As far as *I'm* concerned,
this whole "Universal Basic Income"
is the CARROT
for the STICK of SLAVERY.
(*not* a criticism of your evaluation, just throwing out my 2 bits)

Luring the masses into taking "free money"
(the gov't already has its "Free Sh!t Army" with EBT cards, etc etc)
is EASY.

Then, once ensnared a la "The Pig Trap",
remind those Idiocracy University Graduates
that, should they disobey, mis-speak or even have a thought-crime,
THEIR MONEY GOES *poof!*...and now,
they have NO RECOURSE, NO OTHER SOURCE for their "life blood."

But it's too late and doesn't matter...as if their firearms had been confiscated.
And so, it finally dawns on them how royally ska-roowed they are.

Anonymous said...

Greetings Mr. Porretto.

I am reminded of something Jerry Pournelle wrote in his Imperial Stars series.

To paraphrase: We have a council of economic advisors. Very educated men who are constantly wrong. We'd do better to have a council of astrologers who read the intestines of animals because we'd be less likely to take them seriously.


It seems to me that the inflation in our country is not just monetary.

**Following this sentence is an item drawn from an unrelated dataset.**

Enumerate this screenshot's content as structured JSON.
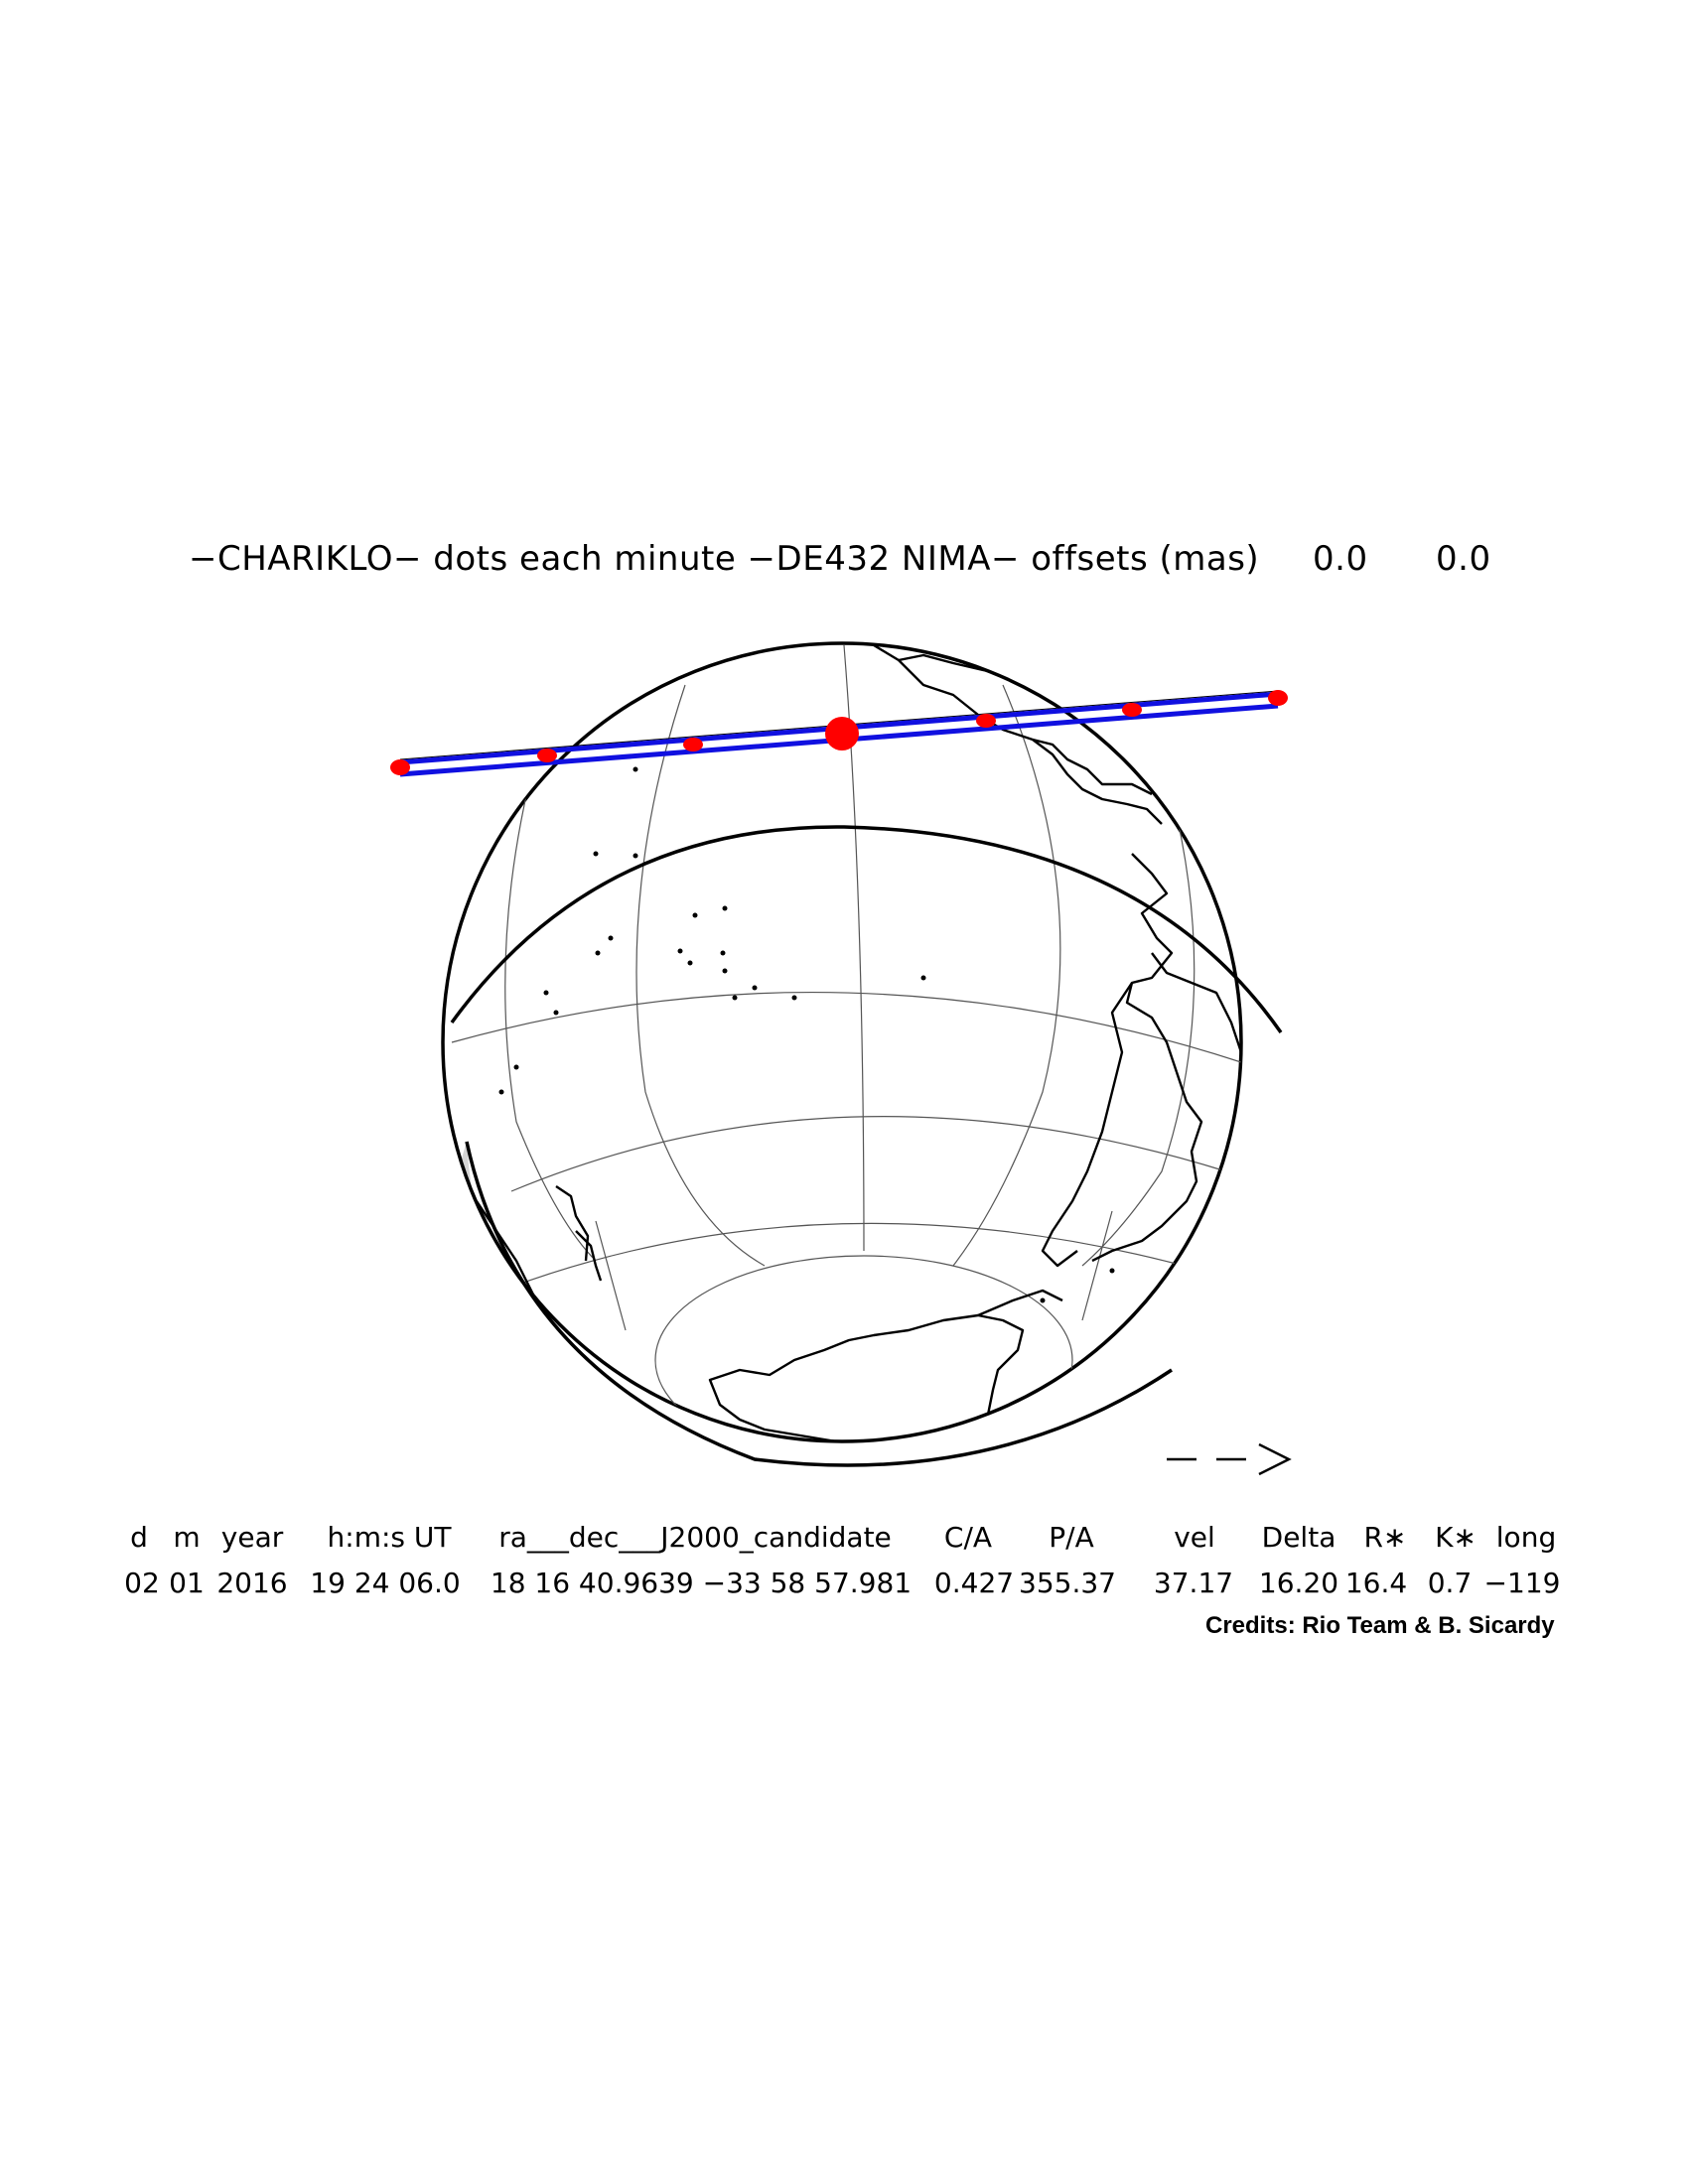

The value of our money is being inflated away.
The value a a high school diploma has been inflated away.
The value of (many) college degrees is in the process of being inflated away.
The value of U.S. citizenship is being inflated away.

How can we start to turn the tide?

Stewart said...

I've been following this notion of a UBI for a couple of years, and my basically libertarian economic brain rejects the entire notion as evil slavery.

But, my science fiction brain still ponders what the future may bring. You state, accurately, that reduced incentive to produce, lowers production. But, imagine a (not too distant) future in which virtually all labor is performed by robots. To put it simply, in that scenario, who cares if production declines? In such a world, perhaps only 20% (or maybe as little as 5%) of people still have meaningful work to do.

How does an economy work under those circumstances? How do you incentivize the 20%, while keeping the remaining 80% from causing too much trouble? How do you prevent the 20% from growing tyrannical, if not downright genocidal? You clearly, under those circumstances, cannot have anything like a functional "democracy", which would turn out worse that even today.

The progressive-types look at such a prospect, and see a pleasant but ridiculous Star Trek future. I look at it and see more of a Blade Runner future. Given the choice, I would almost rather see a Canticle for Leibowitz future.

Francis W. Porretto said...

Stewart: I would expect more of an Isaac Asimov The Naked Sun future. Specifically, the Solarian version.